Error Handling and Retry Mechanisms


Robust error handling is essential for production LLM integrations because these services can experience various types of failures. Network issues, rate limiting, temporary service outages, and model overload can all cause requests to fail. A well-designed error handling system should distinguish between different types of errors and respond appropriately to each type.


Transient errors such as network timeouts or temporary service unavailability should trigger automatic retries with exponential backoff. Rate limiting errors require a different approach, often involving longer delays or queue-based request management. Permanent errors like authentication failures or invalid requests should not be retried but should be logged and reported immediately.


The following implementation demonstrates a comprehensive error handling and retry system:


This error handling implementation provides a robust foundation for dealing with the various failure modes of LLM APIs. The ErrorHandler class categorizes different types of errors and applies appropriate retry strategies for each category. The exponential backoff algorithm includes jitter to prevent thundering herd problems when multiple clients retry simultaneously. The circuit breaker pattern helps protect your application from cascading failures when an LLM service is experiencing extended outages.



import asyncio

import time

import logging

from typing import Optional, Callable, Any

from enum import Enum

from dataclasses import dataclass

import random


class ErrorType(Enum):

    TRANSIENT = "transient"

    RATE_LIMIT = "rate_limit"

    AUTHENTICATION = "authentication"

    VALIDATION = "validation"

    SERVICE_UNAVAILABLE = "service_unavailable"

    PERMANENT = "permanent"


@dataclass

class ErrorContext:

    """Context information for error handling decisions"""

    error_type: ErrorType

    status_code: Optional[int]

    error_message: str

    retry_after: Optional[int] = None

    attempt_count: int = 0


class CircuitBreaker:

    """

    Circuit breaker pattern implementation for LLM API calls

    to prevent cascading failures during service outages

    """

    

    def __init__(self, failure_threshold: int = 5, timeout: int = 60):

        self.failure_threshold = failure_threshold

        self.timeout = timeout

        self.failure_count = 0

        self.last_failure_time = None

        self.state = "closed"  # closed, open, half-open

    

    def can_execute(self) -> bool:

        """Check if requests can be executed based on circuit state"""

        if self.state == "closed":

            return True

        

        if self.state == "open":

            if time.time() - self.last_failure_time > self.timeout:

                self.state = "half-open"

                return True

            return False

        

        # half-open state - allow single request to test service

        return True

    

    def record_success(self):

        """Record successful request"""

        self.failure_count = 0

        self.state = "closed"

    

    def record_failure(self):

        """Record failed request"""

        self.failure_count += 1

        self.last_failure_time = time.time()

        

        if self.failure_count >= self.failure_threshold:

            self.state = "open"


class ErrorHandler:

    """

    Comprehensive error handling for LLM API interactions

    with retry logic and circuit breaker protection

    """

    

    def __init__(self, max_retries: int = 3, base_delay: float = 1.0):

        self.max_retries = max_retries

        self.base_delay = base_delay

        self.circuit_breaker = CircuitBreaker()
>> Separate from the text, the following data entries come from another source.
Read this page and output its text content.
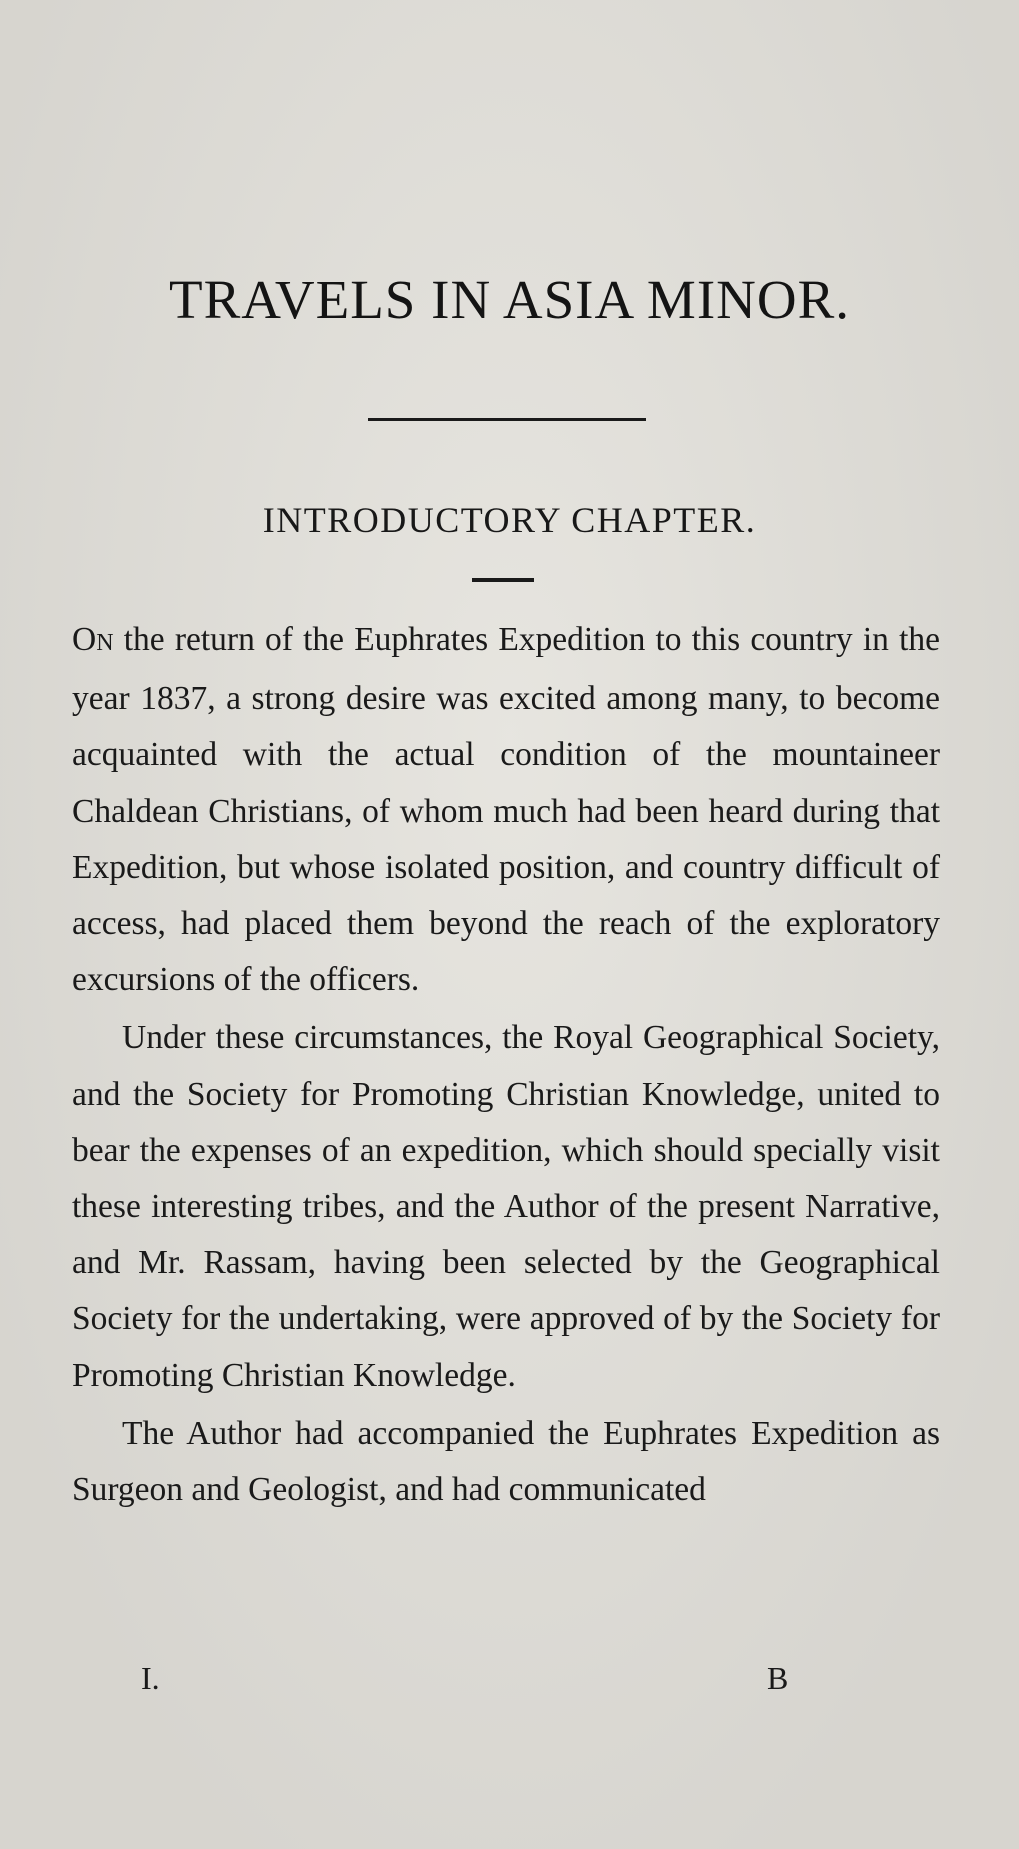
TRAVELS IN ASIA MINOR.
INTRODUCTORY CHAPTER.

ON the return of the Euphrates Expedition to this country in the year 1837, a strong desire was excited among many, to become acquainted with the actual condition of the mountaineer Chaldean Christians, of whom much had been heard during that Expedition, but whose isolated position, and country difficult of access, had placed them beyond the reach of the exploratory excursions of the officers.

Under these circumstances, the Royal Geographical Society, and the Society for Promoting Christian Knowledge, united to bear the expenses of an expedition, which should specially visit these interesting tribes, and the Author of the present Narrative, and Mr. Rassam, having been selected by the Geographical Society for the undertaking, were approved of by the Society for Promoting Christian Knowledge.

The Author had accompanied the Euphrates Expedition as Surgeon and Geologist, and had communicated

I.	B
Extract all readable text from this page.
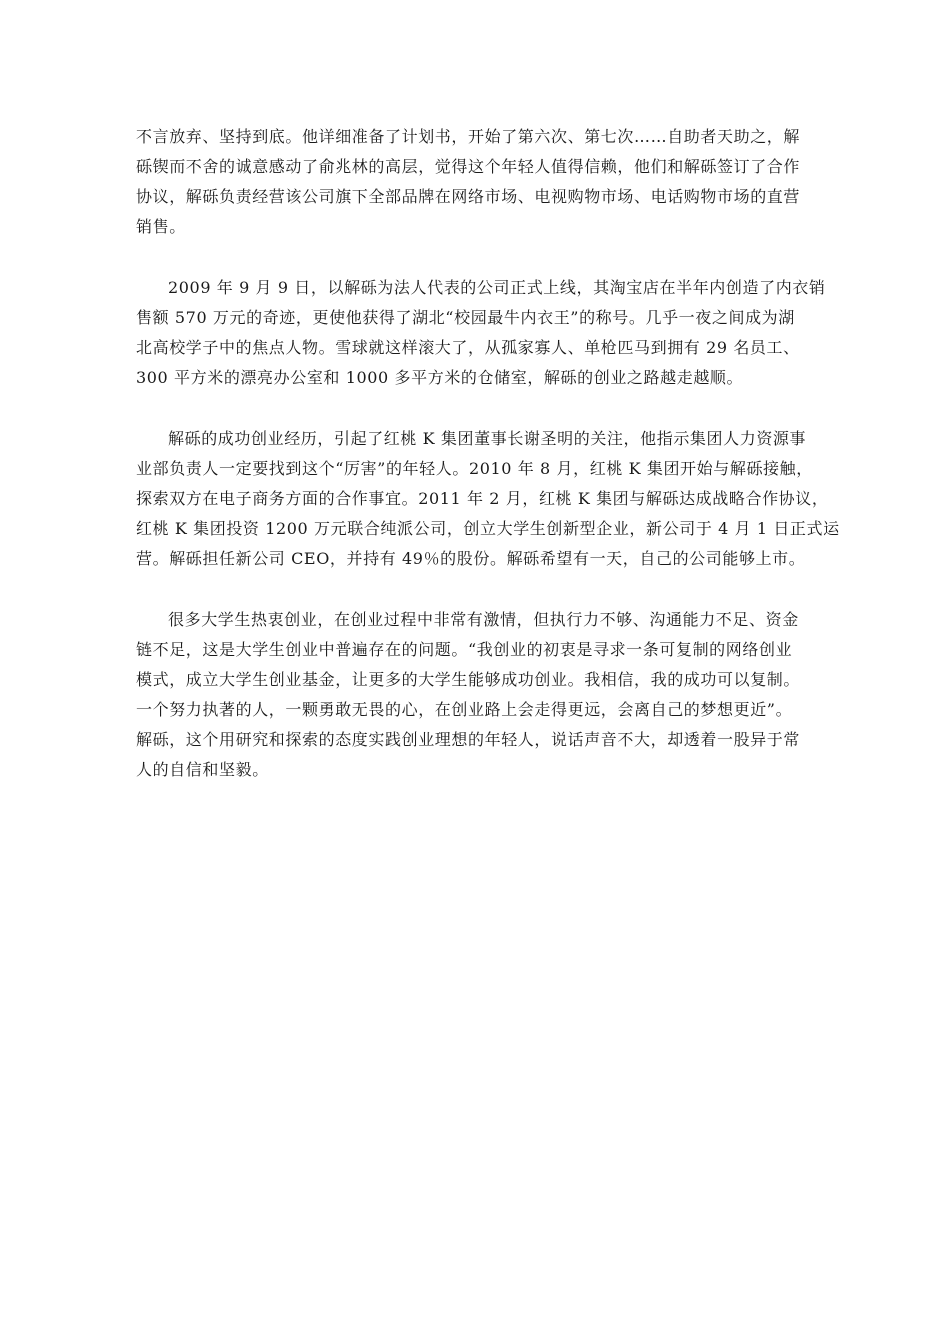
不言放弃、坚持到底。他详细准备了计划书，开始了第六次、第七次……自助者天助之，解
砾锲而不舍的诚意感动了俞兆林的高层，觉得这个年轻人值得信赖，他们和解砾签订了合作
协议，解砾负责经营该公司旗下全部品牌在网络市场、电视购物市场、电话购物市场的直营
销售。
2009 年 9 月 9 日，以解砾为法人代表的公司正式上线，其淘宝店在半年内创造了内衣销
售额 570 万元的奇迹，更使他获得了湖北“校园最牛内衣王”的称号。几乎一夜之间成为湖
北高校学子中的焦点人物。雪球就这样滚大了，从孤家寡人、单枪匹马到拥有 29 名员工、
300 平方米的漂亮办公室和 1000 多平方米的仓储室，解砾的创业之路越走越顺。
解砾的成功创业经历，引起了红桃 K 集团董事长谢圣明的关注，他指示集团人力资源事
业部负责人一定要找到这个“厉害”的年轻人。2010 年 8 月，红桃 K 集团开始与解砾接触，
探索双方在电子商务方面的合作事宜。2011 年 2 月，红桃 K 集团与解砾达成战略合作协议，
红桃 K 集团投资 1200 万元联合纯派公司，创立大学生创新型企业，新公司于 4 月 1 日正式运
营。解砾担任新公司 CEO，并持有 49％的股份。解砾希望有一天，自己的公司能够上市。
很多大学生热衷创业，在创业过程中非常有激情，但执行力不够、沟通能力不足、资金
链不足，这是大学生创业中普遍存在的问题。“我创业的初衷是寻求一条可复制的网络创业
模式，成立大学生创业基金，让更多的大学生能够成功创业。我相信，我的成功可以复制。
一个努力执著的人，一颗勇敢无畏的心，在创业路上会走得更远，会离自己的梦想更近”。
解砾，这个用研究和探索的态度实践创业理想的年轻人，说话声音不大，却透着一股异于常
人的自信和坚毅。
        self.logger = logging.getLogger(__name__)

    

    def classify_error(self, response: httpx.Response, exception: Exception = None) -> ErrorContext:

        """

        Classify error type based on response or exception

        to determine appropriate handling strategy

        """

        if exception:

            if isinstance(exception, httpx.TimeoutException):

                return ErrorContext(

                    error_type=ErrorType.TRANSIENT,

                    status_code=None,

                    error_message=f"Request timeout: {str(exception)}"

                )

            elif isinstance(exception, httpx.ConnectError):

                return ErrorContext(

                    error_type=ErrorType.SERVICE_UNAVAILABLE,

                    status_code=None,

                    error_message=f"Connection error: {str(exception)}"

                )

            else:

                return ErrorContext(

                    error_type=ErrorType.PERMANENT,

                    status_code=None,

                    error_message=f"Unexpected error: {str(exception)}"

                )

        

        # Classify based on HTTP status code

        status_code = response.status_code

        

        if status_code == 401:

            return ErrorContext(

                error_type=ErrorType.AUTHENTICATION,

                status_code=status_code,

                error_message="Authentication failed - check API key"

            )

        

        elif status_code == 429:

            retry_after = None

            retry_header = response.headers.get("retry-after")

            if retry_header:

                try:

                    retry_after = int(retry_header)

                except ValueError:

                    pass

            

            return ErrorContext(

                error_type=ErrorType.RATE_LIMIT,

                status_code=status_code,

                error_message="Rate limit exceeded",

                retry_after=retry_after

            )

        

        elif status_code in [400, 422]:

            return ErrorContext(

                error_type=ErrorType.VALIDATION,

                status_code=status_code,

                error_message="Invalid request parameters"

            )

        

        elif status_code in [502, 503, 504]:

            return ErrorContext(

                error_type=ErrorType.SERVICE_UNAVAILABLE,

                status_code=status_code,

                error_message="Service temporarily unavailable"

            )

        

        elif status_code >= 500:

            return ErrorContext(

                error_type=ErrorType.TRANSIENT,

                status_code=status_code,

                error_message="Server error - may be transient"

            )

        

        else:

            return ErrorContext(

                error_type=ErrorType.PERMANENT,

                status_code=status_code,

                error_message=f"Unexpected status code: {status_code}"

            )

    

    def should_retry(self, error_context: ErrorContext) -> bool:

        """

        Determine if request should be retried based on error type

        and current attempt count

        """

        if error_context.attempt_count >= self.max_retries:

            return False

        

        # Never retry certain error types

        if error_context.error_type in [ErrorType.AUTHENTICATION, ErrorType.VALIDATION]:

            return False

        

        # Always retry transient errors and service unavailability

        if error_context.error_type in [ErrorType.TRANSIENT, ErrorType.SERVICE_UNAVAILABLE]:

            return True

        

        # Retry rate limits with caution

        if error_context.error_type == ErrorType.RATE_LIMIT:

            return True

        

        return False

    

    def calculate_retry_delay(self, error_context: ErrorContext) -> float:

        """

        Calculate delay before retry using exponential backoff

        with jitter to prevent thundering herd

        """

        if error_context.error_type == ErrorType.RATE_LIMIT and error_context.retry_after:

            # Respect rate limit headers when provided

            return float(error_context.retry_after)

        

        # Exponential backoff with jitter

        base_delay = self.base_delay * (2 ** error_context.attempt_count)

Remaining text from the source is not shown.